Steve Keen’s Debunking Economics is less a critique than slashing out the legs upon which economics has rested for centuries. One of the pillars he topples has a direct connection to the deflation dichotomy, as he attempts to explain to Mish why the Federal Reserve’s big increase in bank reserves has not led to more lending:
That “increase reserves to increase lending” argument is so hard to shake, but reserves can’t be lent from simply from a double-entry bookkeeping point of view.
The way that accountants keep track of the “assets equals liabilities plus equity” rule is to record an increase in assets as a positive and an increase in liabilities as a negative (your liabilities rise, so a negative gets bigger). Reserves are an asset, as are loans, and shown as a positive.
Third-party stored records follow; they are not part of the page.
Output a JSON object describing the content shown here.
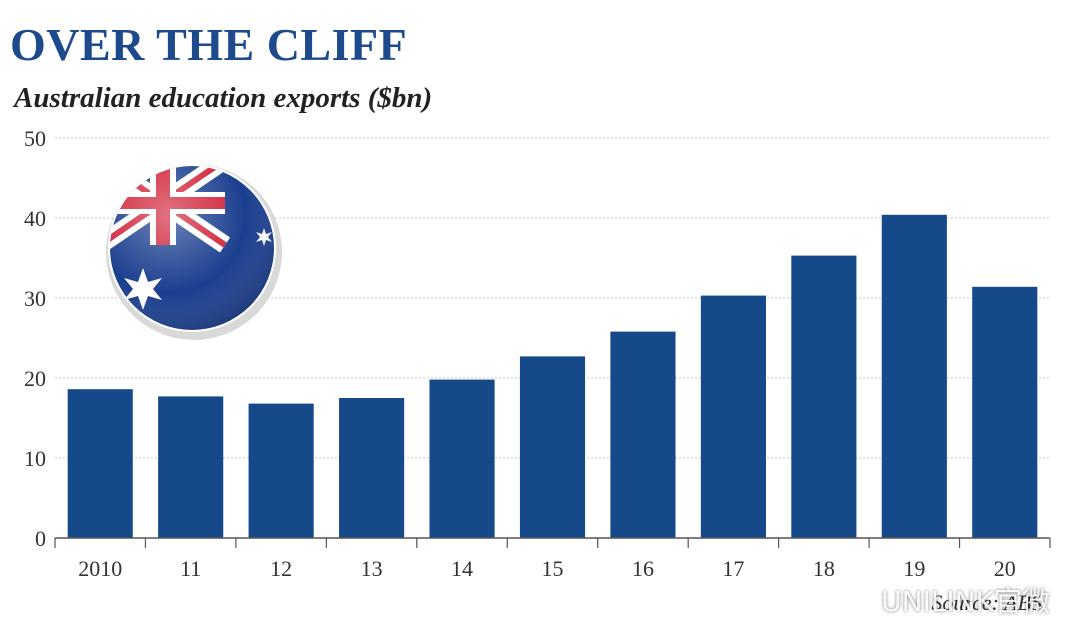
{
  "colors": {
    "bar": "#15498a",
    "grid": "#c9c9c9",
    "title": "#1d4a8c"
  },
  "icons": [
    "australian-flag-icon",
    "wechat-icon"
  ],
  "source": "Source: ABS",
  "watermark": "UNILINK官微",
  "chart_data": {
    "type": "bar",
    "title": "OVER THE CLIFF",
    "subtitle": "Australian education exports ($bn)",
    "xlabel": "",
    "ylabel": "",
    "categories": [
      "2010",
      "11",
      "12",
      "13",
      "14",
      "15",
      "16",
      "17",
      "18",
      "19",
      "20"
    ],
    "values": [
      18.6,
      17.7,
      16.8,
      17.5,
      19.8,
      22.7,
      25.8,
      30.3,
      35.3,
      40.4,
      31.4
    ],
    "ylim": [
      0,
      50
    ],
    "yticks": [
      0,
      10,
      20,
      30,
      40,
      50
    ],
    "grid": true,
    "legend": "none"
  }
}
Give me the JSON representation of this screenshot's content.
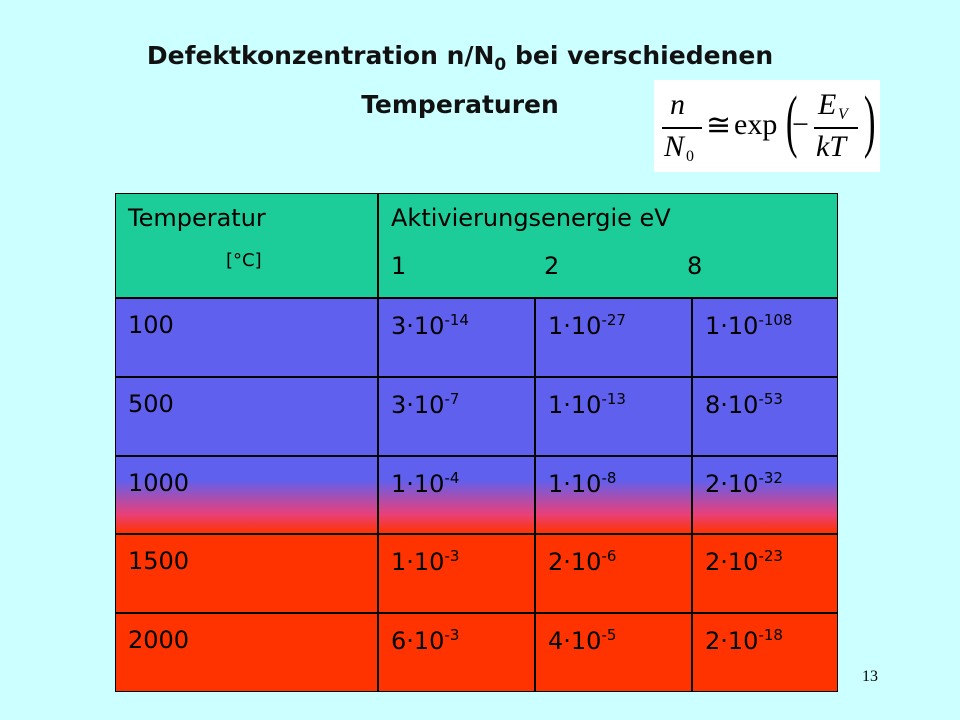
{
  "title": {
    "main": "Defektkonzentration n/N",
    "subscript": "0",
    "rest": "bei verschiedenen",
    "line2": "Temperaturen"
  },
  "formula": {
    "numerator": "n",
    "denominator": "N",
    "denominator_subscript": "0",
    "relation": "≅",
    "function": "exp",
    "sign": "−",
    "energy": "E",
    "energy_subscript": "V",
    "divisor": "kT"
  },
  "table": {
    "header": {
      "temperature": "Temperatur",
      "unit": "[°C]",
      "energy": "Aktivierungsenergie eV",
      "energies": [
        "1",
        "2",
        "8"
      ]
    },
    "rows": [
      [
        "100",
        {
          "mantissa": "3·10",
          "exponent": "-14"
        },
        {
          "mantissa": "1·10",
          "exponent": "-27"
        },
        {
          "mantissa": "1·10",
          "exponent": "-108"
        }
      ],
      [
        "500",
        {
          "mantissa": "3·10",
          "exponent": "-7"
        },
        {
          "mantissa": "1·10",
          "exponent": "-13"
        },
        {
          "mantissa": "8·10",
          "exponent": "-53"
        }
      ],
      [
        "1000",
        {
          "mantissa": "1·10",
          "exponent": "-4"
        },
        {
          "mantissa": "1·10",
          "exponent": "-8"
        },
        {
          "mantissa": "2·10",
          "exponent": "-32"
        }
      ],
      [
        "1500",
        {
          "mantissa": "1·10",
          "exponent": "-3"
        },
        {
          "mantissa": "2·10",
          "exponent": "-6"
        },
        {
          "mantissa": "2·10",
          "exponent": "-23"
        }
      ],
      [
        "2000",
        {
          "mantissa": "6·10",
          "exponent": "-3"
        },
        {
          "mantissa": "4·10",
          "exponent": "-5"
        },
        {
          "mantissa": "2·10",
          "exponent": "-18"
        }
      ]
    ]
  },
  "page_number": "13"
}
Deposits–which are created by a loan–are a liability and shown as a negative
So to lend to a customer, a bank has to show a negative on that customer’s accounts. This can be matched by a positive on the loans entry–because the loan has increased in size. No problem.
But if banks were to lend from reserves, they would need to record a minus there–reserves have fallen. And on the liabilities side, they want to … also show a negative. Whoops! No can do.
The end result of this logic is that reserves are there for settlement of accounts between banks, and for the government’s interface with the private banking sector, but not for lending from.
Banks themselves may (if they are allowed–I simply don’t know the rules here) swap those assets for other forms of assets that are income-yielding, but they are not able to lend from them.
As Keen points out in his book, it’s not merely an accounting perspective that suggests the conventional economic understanding of the relationship between deposits and loans in a fractional reserve system cannot be correct, but the empirical observation of banker’s activities as well. Loans not only don’t depend upon deposits, they usually precede them.
This also helps explain why the artificially low interest rates maintained by the Bank of Japan and the Federal Reserve, have not, as the monetarists expected, produced increased borrowing.